From the nation and our noble senate is this gift. May it be for ever thine. Ah, an Apelles were fain to paint thee; the old Attic master in fresh temple to mould thee to the semblance of Elean Jove. Soft Tarentum and rugged Rhodes, in scorn of her sculptured 46 sun-god, would rather have pictured the starlike brightness of thine eyes. Yet be constant; love thou thy earth: inhabit in person the temples we dedicate to thee. Let not the heavenly court delight thee, but live, live happy to see thy sons’ sons offer incense to this thy statue.

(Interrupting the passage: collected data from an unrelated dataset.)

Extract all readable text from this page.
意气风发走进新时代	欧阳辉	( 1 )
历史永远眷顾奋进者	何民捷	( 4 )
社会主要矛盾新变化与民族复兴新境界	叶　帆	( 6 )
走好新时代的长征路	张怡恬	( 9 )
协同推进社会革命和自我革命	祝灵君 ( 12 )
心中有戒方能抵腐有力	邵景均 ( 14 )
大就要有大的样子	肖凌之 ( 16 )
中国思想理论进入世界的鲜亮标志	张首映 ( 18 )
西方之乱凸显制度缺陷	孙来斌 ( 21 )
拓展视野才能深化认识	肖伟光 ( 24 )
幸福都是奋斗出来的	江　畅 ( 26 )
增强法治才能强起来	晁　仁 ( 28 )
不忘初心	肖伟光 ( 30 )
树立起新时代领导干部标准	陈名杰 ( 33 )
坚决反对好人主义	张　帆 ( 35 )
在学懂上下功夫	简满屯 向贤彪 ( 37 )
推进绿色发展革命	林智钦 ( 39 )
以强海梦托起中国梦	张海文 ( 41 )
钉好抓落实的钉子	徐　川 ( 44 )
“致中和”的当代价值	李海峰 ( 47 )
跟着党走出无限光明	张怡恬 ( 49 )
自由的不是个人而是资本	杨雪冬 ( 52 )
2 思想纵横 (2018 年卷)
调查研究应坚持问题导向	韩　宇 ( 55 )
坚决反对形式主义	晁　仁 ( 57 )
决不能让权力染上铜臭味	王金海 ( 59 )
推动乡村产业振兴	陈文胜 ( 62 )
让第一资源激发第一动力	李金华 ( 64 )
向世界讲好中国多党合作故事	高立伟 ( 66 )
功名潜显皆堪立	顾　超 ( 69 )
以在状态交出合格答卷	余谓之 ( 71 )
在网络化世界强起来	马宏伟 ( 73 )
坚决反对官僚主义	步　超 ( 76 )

1  Line 16.  ‘maesta notis’.* Statius elsewhere compares the light of the Imperial countenance to the radiance of sun and stars, as for instance in line 83 of this poem, and in IV. ii. 40-4. The words maestus and mistus are confused in a Thebaid MS., and Ovid (Met. xi. 272) uses maestus with special reference to the obscuration of a star. The expression mixta notis is so extraordinarily harsh that I am led to adopt my conjecture. Later in the line que is of course adversative.

2  Line 20.  ‘nec tardo’ (M).

3  Line 79.  Some such verb as vineis must be supplied with bella and proelia (Vollmer). The reference is to the struggle for the Capitol on Vespasian’s succession.

4  Line 94.   Others understand the words Romana dies to mean ‘the light that shines on Rome’. Cf. Martial, ix. I. 8-9 ‘Manebit altum Flaviae decus gentis Cum sole et astris cumque luce Romana.’